Agentic AI removes the economic limit on high-fidelity deception, allowing tailored impersonations at mass scale and exhausting current security assumptions.

A machine-rendered reading of the paper's core claim, the machinery that carries it, and where it could break.

For decades digital security rested on an unstated tradeoff: attackers could produce convincing deceptions only at small scale because sustained human effort was required, while mass attacks stayed crude. Detection systems, verification tools, and awareness training were all built around the low-fidelity artifacts this limit produced. Agentic AI removes the tradeoff by generating individually tailored, high-fidelity deceptions at large scale. The paper presents the Infinite Impostor model in which an autonomous agent inserts itself into an existing trusted relationship rather than creating a new one. If the claim holds, security must move from authenticating actors to evaluating actions, and platforms become the de-facto regulatory layer for digital interaction.

Core claim

The paper claims that agentic AI collapses the long-standing fidelity-scale tradeoff in deception, enabling high-fidelity, individually tailored attacks at mass-market scale. This shift exhausts rather than merely intensifies the existing security paradigm. It introduces the Infinite Impostor attack model, in which an autonomous agent interposes itself between two parties who already trust each other and hijacks that relationship. Detection-oriented defenses rest on the assumption that synthetic outputs remain distinguishable from authentic ones, an assumption generative progress is removing. The proposed alternative is a suspect-by-default paradigm that evaluates actions instead of actors,,

What carries the argument

The Infinite Impostor: an autonomous agent that interposes itself between two parties who already trust each other, hijacking their existing relationship rather than building a new one from scratch.

If this is right

  • Detection systems and user training calibrated to low-fidelity artifacts lose effectiveness.
  • Verification mechanisms that rely on output authenticity become unreliable.
  • Security practice must shift from authenticating actors to evaluating actions.
  • Platforms acquire new governance responsibilities as the substrate for trusted digital interaction.

Where Pith is reading between the lines

These are editorial extensions of the paper, not claims the author makes directly.

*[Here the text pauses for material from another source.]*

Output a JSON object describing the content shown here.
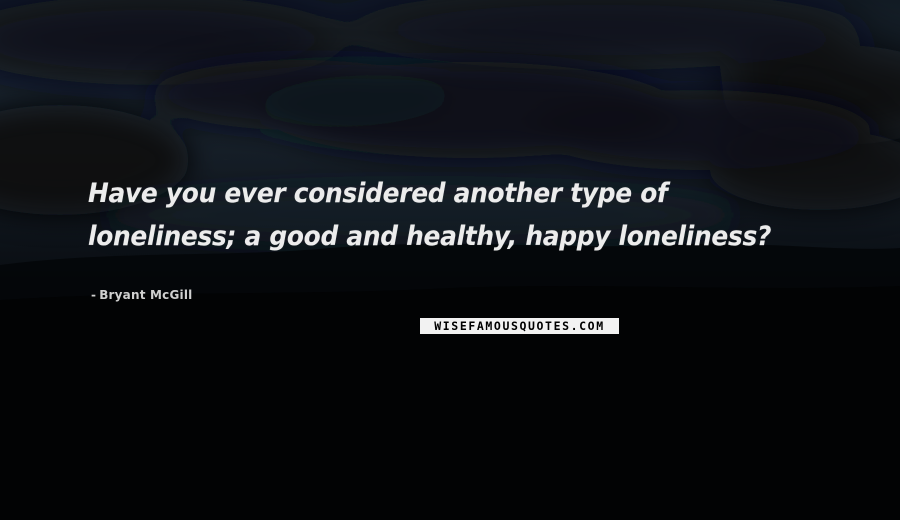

  • The change could erode baseline trust in all online channels, including commerce and personal messaging, unless action-level checks are introduced.
  • Behavioral or multi-signal verification systems that do not depend on content authenticity may become necessary.
  • Regulatory pressure on AI agent deployment will likely increase as platforms are expected to police the new attack surface.
  • Empirical tracking of impersonation success rates in real-world channels could provide an early test of the scale claim.

Load-bearing premise

Generative AI progress will continue to eliminate any reliable distinction between synthetic and authentic outputs and no effective new countermeasures will restore a usable version of the old fidelity-scale tradeoff.

What would settle it

A practical, scalable detection method that reliably separates AI-generated tailored deceptions from authentic human outputs across common interaction channels would falsify the claim that the tradeoff has been collapsed.

Figures

Figures reproduced from arXiv: 2605.16436 by Alexander Nemecek, Erman Ayday, Osama Zafar.

Figure 1
Figure 1. Figure 1: The five-stage closed-loop pipeline illustrating the anatomy of AI-driven social engineering. Agentic AI collapses a sequential, labor [PITH_FULL_IMAGE:figures/full_fig_p003_1.png] view at source ↗
Figure 2
Figure 2. Figure 2: The Infinite Impostor. An autonomous agent interposes as a hidden intermediary between two parties who already trust each other. Each side sees a convincing impersonation of the other; the agent silently relays conversation while harvesting value. For instance, consider a peer-to-peer platform where Alice is listing an apartment and Bob is a prospective tenant [32]. An agent, having harvested both profiles… view at source ↗
Figure 3
Figure 3. Figure 3: From trusting actors to constraining interactions. Post-trust security stops asking who is on the other end. It asks whether the action should be allowed, delayed, or structurally con￾strained. A. Beyond Zero Trust Zero Trust Architecture (ZTA) represents the most significant paradigm shift in security thinking of the past decade [64]. Recognizing that perimeter-based models granted excessive implicit trus… view at source ↗
read the original abstract

For decades, the security of digital interaction has rested on an unacknowledged economic constraint. Attackers faced a tradeoff between the fidelity of a deception and the scale at which it could be deployed. Convincing impersonation required sustained human effort and was confined to a narrow set of high-value targets, while mass-market attacks sacrificed plausibility for reach. Detection systems, verification mechanisms, and user awareness training have all been implicitly calibrated to the artifacts of cheap deception that this tradeoff produced. Agentic AI collapses the tradeoff, allowing high-fidelity, individually tailored deception to be produced at mass-market scale. We argue that this shift exhausts a security paradigm rather than merely intensifying the threat landscape. We introduce the Infinite Impostor, an attack model in which an autonomous agent interposes itself between two parties who already trust each other, hijacking an existing relationship rather than building a new one from scratch. Detection-oriented defenses share an assumption that generative progress is eliminating, that synthetic outputs are distinguishable from authentic ones. We propose a suspect-by-default paradigm that shifts security from authenticating actors to evaluating actions, and examine the governance tensions that arise when platforms become the regulatory substrate of digital interaction.

Editorial analysis

A structured set of objections, weighed in public.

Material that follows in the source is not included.